The number of nodes and MPI processes and the problem type are indicated with comments at the beginning of the file sec.cpp (or sec.c, or sec.cu for CUDA programs). The problem we are working with is indicated in the comments and by selecting the corresponding problem when file sec.cpp is sent to the evaluation system.
The comments at the beginning of sec.cpp include five variables:
CPP_CONTEST=warm2017 or 2017 (not modify)
CPP_PROBLEM=Name of the problem. It must not be modified.
CPP_LANG= C+OPENMP or CPP+OPENMP for OpenMP problems, C+MPI or CPP+MPI for MPI problems, CUDA for CUDA problems, and XEONPHI for problems on XeonPhi.
CPP_NUM_NODES=Number of nodes. 1 for OpenMP, CUDA or XeonPhi, and from 1 to 4 for MPI.
CPP_PROCESSES_PER_NODE=Number of MPI processes per node. 1 for OpenMP, CUDA or XeonPhi.
In OPENMP problems, the 24 cores of the reserved node can be used. The number of threads should be indicated in the code (sec.cpp), for example with omp_set_num_threads.
In MPI problems the number of MPI processes to be started in each node is indicated. All the cores in the reserved nodes can be used. The program is compiled without the openmp option, so, hybrid MPI+OpenMP parallelism is not allowed.
In CUDA and XeonPhi problems, a node is reserved, but only one GPU or XeonPhi in the node is used, and only one core of the CPU is used.
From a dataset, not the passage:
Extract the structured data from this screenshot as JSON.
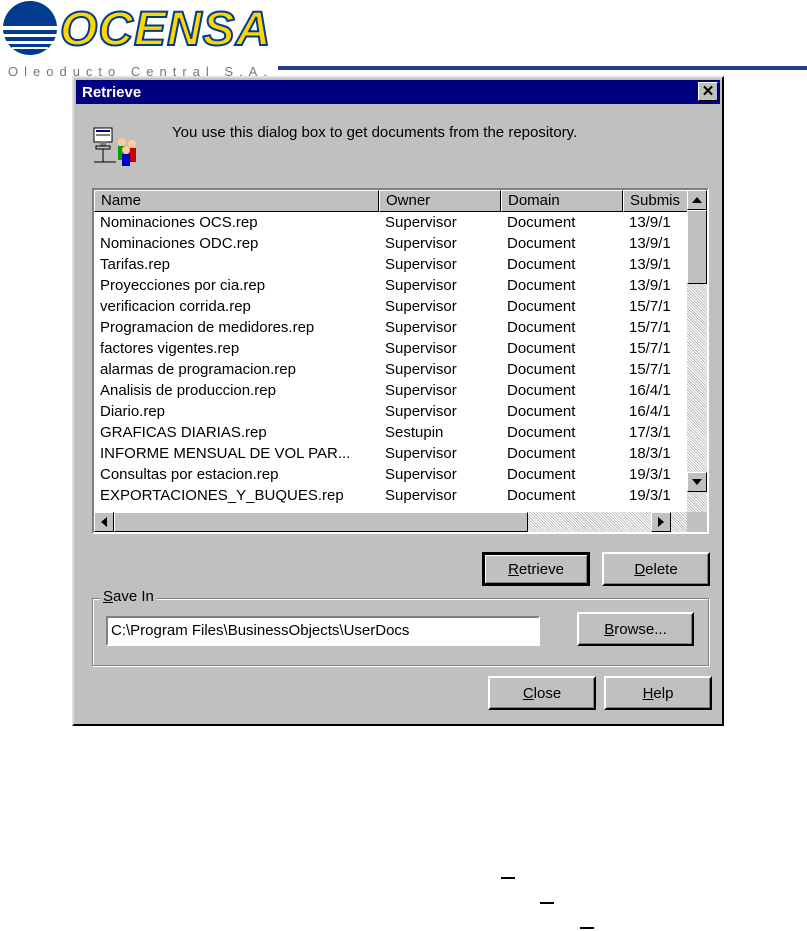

A submission which solves the corresponding problem appears with the time (miliseconds) spent on the solution. Other answers can be Compilation Error, Wrong Answer, Time Limit Exceeded, Evaluating. Evaluating means the submission has not gained access to the requested resources. Currently, some submissions stack up. In the qualifying contest and in the final contest the access will be guaranteed. No duplicated submissions with exactly the same code are admitted (you can modify the submission by adding a comment). Sometimes, after a submission, the system says “can't read errorCode: no such variable”. Just resend.
In Classification, the score for each problem and contestant and the total score of the contestant are shown. For each problem appears the score and, in brackets, the execution time, the speed-up minus 1, the number of submission counting for penalization and the total number of submission. Submissions with compilation errors are not penalized. For each problem, 1 point is substracted from the speed-up for each submission over 10.
The score awarded is calculated on the basis of the speed-up achieved with respect to the sequential solution given by the organizing committee. A problem will be awarded zero when no correct solution is obtained or when the speed-up is lower than one.
The inputs used for testing will not give large execution times (less than 40 seconds).
A maximum score is established for each problem. When the speed-up is higher than this value, the score for this problem is the maximum value, and the scores of the other contestants are calculated by interpolation.
Particularities of the practice2011 contest:
The comments at the beginning of sec.cpp are those used in the contests in 2011. For practising in the system at CESGA they should be modified accordingly with the given instructions.
The user “secuencial” was used to run the sequential versions, and the user “records” for the best solutions for each problem.